Aujourd’hui, on peut craindre que les lois du marché l’emportent à nouveau sur la solidarité entre les peuples ; que les frontières et les portes se ferment contre ces cortèges de réfugiés frappés par le drame de l’exode et les violences de l’exil.
Au mépris de la laïcité, ferment de paix entre les peuples, des esprits forts préconisent de rendre à l’Europe ses racines chrétiennes et d’instaurer une suprématie religieuse, au mépris de la vérité historique en même temps qu’au mépris de la diversité des croyances et de la liberté de l’athéisme.
Mais la pire des blessures portée à cette Europe, la pire des fautes infligée à la mémoire de l’histoire, c’est l’amnésie de ceux qui ont oublié la folie des tyrans et les ravages des fascismes ; c’est la part belle faite aux partis dont le fanatisme nationaliste ranime les ressentiments et les haines, encourageant – à l’encontre des aspirations fraternelles – toutes les formes de ségrégation, jusqu’à l’élimination.
A cette flambée qui participe pourtant à sa disgrâce, le président français répond par l’aveuglement de l’angélisme (« droit dans le mur !», titrait récemment un magazine) ; il banalise un résultat, dont il devrait s’alarmer, sans pour autant envisager un changement de politique.

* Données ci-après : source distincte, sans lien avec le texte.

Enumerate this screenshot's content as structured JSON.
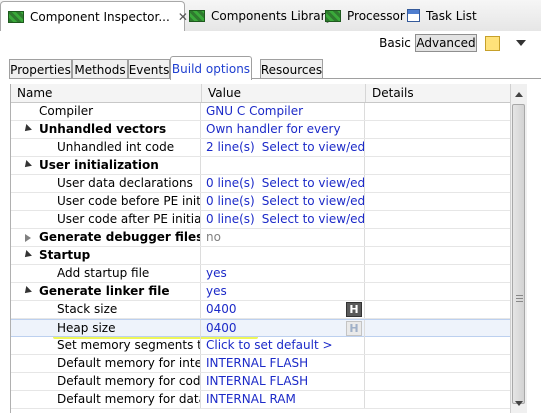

S’il reste un espoir d’enrayer la progression des idées noires, c’est dans l’éducation que nous le fondons, autrement dit dans l’école dont la mission – comme nous le rappelions dans un précédent éditorial – est aussi d’éduquer à la paix en cultivant, dans l’esprit et le cœur des jeunes élèves, la conviction d’être un peu moins Français et un peu plus Européens.